Paris is a weird city. When you go there you see that it's almost entirely a museum piece built to glorify classical French civilization, which is good for attracting tourists but not good if you were on the receiving end of clasical French civilization like the North Africans were. In no way whatsoever has French culture come to terms with the truth about French history. For example, the film "The Battle of Algiers" is still banned in France, even though it is almost entirely accurate in its portrayal of the French war against Algerian independence.
Even though Europe is supposedly multicultural and modern, people still think of a typical European as being a white person even though many millions of Africans and Asians are fully and completely European. Europe does very little to include people who are not white and the French government openly forces North Africans specifically to assimilate to a certain version of WHITE French culture. For example, Muslim girls cannot wear head scarves in school. There is nothing in the United States that comes close to the overt cultural bullying that white French culture gets away with in France.
I think that if it wasn't for anti-muslim bias in the Western media, we would see these riots for what they are: a compelling political statement about European civilization on par with the 1968 riots. The difference between now and 1968 is that today we are not seeing primarily white college students rioting.
The suburbs of Paris are a human wasteland that France has hidden from the world for decades because tourists don't go there.
What is strange about this article is how familiar it seems. I remember just a few years ago, in the early 1990s, when my -- white, once-liberal -- parents informed me solemnly that New York City would soon become "majority black." This, for them, spelt the doom of a once great city: that the city of Woody Allen and the Metropolitan Opera, beatniks and (ironically) jazz, would be taken over by roving bands of criminal blacks, fueled by, on the one hand, drugs and poverty, and on the other hand, a deep antipathy towards "Anglo" culture.
Fifteen years later, New York is in the midst of a renaissance. The city is safe. Black people and white people can look each other in the eye. Whites -- like me -- do not instinctively cross the street late at night to avoid a black man. Neighborhoods that were once no-go war zones are shared. It is not a utopia. But the hell of permanent race-war that even reasonable people like my parents felt was just around the corner never came to pass.
We had our troubles. We had the LA Riots. We had Crown Heights. We had Kitty Genovese. Let Europe -- white Europe and "black" Europe -- confront its problems. Let them face their fears. Let them start telling each other some hard truths: that ruling races can be racist; that the oppressed can addict themselves not only to drugs, but to the rhetoric of hate. Let them, even, say things like my parents said, and believe what my parents believed.
And maybe, just maybe, let them hire a few Gulianis. Throw the camera-pandering socialists out the door. So their kids can vote, as I did these past primaries, for someone like Howard Dean.

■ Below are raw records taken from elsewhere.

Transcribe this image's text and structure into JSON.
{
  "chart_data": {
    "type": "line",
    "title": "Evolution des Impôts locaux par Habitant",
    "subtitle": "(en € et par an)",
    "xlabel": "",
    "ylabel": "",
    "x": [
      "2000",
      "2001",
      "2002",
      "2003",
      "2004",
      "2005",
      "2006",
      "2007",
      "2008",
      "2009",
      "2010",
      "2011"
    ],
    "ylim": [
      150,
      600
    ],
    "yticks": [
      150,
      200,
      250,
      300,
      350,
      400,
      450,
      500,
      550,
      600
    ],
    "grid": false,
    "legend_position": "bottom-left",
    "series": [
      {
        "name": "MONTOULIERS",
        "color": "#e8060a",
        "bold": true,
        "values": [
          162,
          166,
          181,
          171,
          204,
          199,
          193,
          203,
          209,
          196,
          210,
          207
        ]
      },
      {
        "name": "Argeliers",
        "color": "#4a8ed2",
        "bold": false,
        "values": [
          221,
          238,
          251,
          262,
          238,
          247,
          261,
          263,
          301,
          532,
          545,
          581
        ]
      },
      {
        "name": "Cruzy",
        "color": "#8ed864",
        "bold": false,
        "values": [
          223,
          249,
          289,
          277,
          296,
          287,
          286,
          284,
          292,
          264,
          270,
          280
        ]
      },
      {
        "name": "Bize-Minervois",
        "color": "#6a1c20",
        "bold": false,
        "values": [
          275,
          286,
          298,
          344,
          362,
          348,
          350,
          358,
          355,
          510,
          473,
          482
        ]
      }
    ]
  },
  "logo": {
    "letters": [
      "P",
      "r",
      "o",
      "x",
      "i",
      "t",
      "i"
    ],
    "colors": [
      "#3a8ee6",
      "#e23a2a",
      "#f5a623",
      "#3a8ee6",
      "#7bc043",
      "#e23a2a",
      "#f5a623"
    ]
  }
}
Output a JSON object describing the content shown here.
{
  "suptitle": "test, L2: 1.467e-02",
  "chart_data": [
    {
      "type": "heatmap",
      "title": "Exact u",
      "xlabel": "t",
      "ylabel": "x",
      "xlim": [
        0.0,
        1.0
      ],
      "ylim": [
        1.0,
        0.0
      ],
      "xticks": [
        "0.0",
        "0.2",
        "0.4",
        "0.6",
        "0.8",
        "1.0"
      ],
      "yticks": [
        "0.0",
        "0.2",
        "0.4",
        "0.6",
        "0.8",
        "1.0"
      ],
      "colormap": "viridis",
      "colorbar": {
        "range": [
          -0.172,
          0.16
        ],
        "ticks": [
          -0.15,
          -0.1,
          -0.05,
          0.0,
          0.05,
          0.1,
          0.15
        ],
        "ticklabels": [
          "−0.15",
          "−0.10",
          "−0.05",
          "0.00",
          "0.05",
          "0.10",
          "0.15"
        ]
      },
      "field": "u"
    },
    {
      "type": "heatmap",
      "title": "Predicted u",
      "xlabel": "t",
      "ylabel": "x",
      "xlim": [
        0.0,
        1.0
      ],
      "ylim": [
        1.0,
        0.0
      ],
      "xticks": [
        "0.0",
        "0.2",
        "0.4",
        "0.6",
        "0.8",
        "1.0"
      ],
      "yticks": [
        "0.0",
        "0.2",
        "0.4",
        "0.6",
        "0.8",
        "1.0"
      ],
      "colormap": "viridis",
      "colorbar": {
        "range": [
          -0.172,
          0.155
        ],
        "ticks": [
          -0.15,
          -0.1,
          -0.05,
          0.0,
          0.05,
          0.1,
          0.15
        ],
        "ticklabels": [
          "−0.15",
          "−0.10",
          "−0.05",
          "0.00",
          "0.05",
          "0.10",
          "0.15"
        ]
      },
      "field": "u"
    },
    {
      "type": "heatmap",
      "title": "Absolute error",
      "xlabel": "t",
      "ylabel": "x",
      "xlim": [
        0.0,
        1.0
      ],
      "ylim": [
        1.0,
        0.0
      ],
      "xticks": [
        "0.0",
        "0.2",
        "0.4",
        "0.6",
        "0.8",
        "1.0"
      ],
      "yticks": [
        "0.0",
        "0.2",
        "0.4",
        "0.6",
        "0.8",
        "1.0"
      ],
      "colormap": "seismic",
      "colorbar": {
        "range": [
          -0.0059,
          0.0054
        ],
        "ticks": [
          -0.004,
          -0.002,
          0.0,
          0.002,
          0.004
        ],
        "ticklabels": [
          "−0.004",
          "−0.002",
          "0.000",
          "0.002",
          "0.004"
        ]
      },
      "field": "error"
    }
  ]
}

Even the headline of this article is biased just by posing the question "Generation Jihad?" When I read the article it is clear to me that it is written by people who are looking at the situation from the outside who are not sympathetic to the issues affecting the various Muslim communities in Europe. It is wrong to treat all Muslim communities in Europe as if they are immigrant communities. They are not. Muslims have a history of life in Europe that goes back to times before many European countries existed. These people are Europeans and Muslims. In France, the rioters are generally French. I do not understand how the Spiegel writers can say that these young people, who have usually never lived anywhere else but Europe, consider themselves Turk or Morrocan first. How do the writers know that? Germans always say that about everybody as a kind of slander. I do not believe the Spiegel writers know about Muslim youth in Europe at all but rather they are rehashing old European slanders we've heard repeated about every minortiy group in Europe: "there is a difference between us and them." Us and them. "We are friendly, law-abiding peaceful people whereas they are dangerous, riotous rabble and darkly foreign." It is always the same story in Europe. It is wrong to write about minority communities as if they are monolithic entities. There is great diversity in Muslim communities throughout Europe. Some are very successful, others are not so successful. There is something very shameful in the way this story is being reported.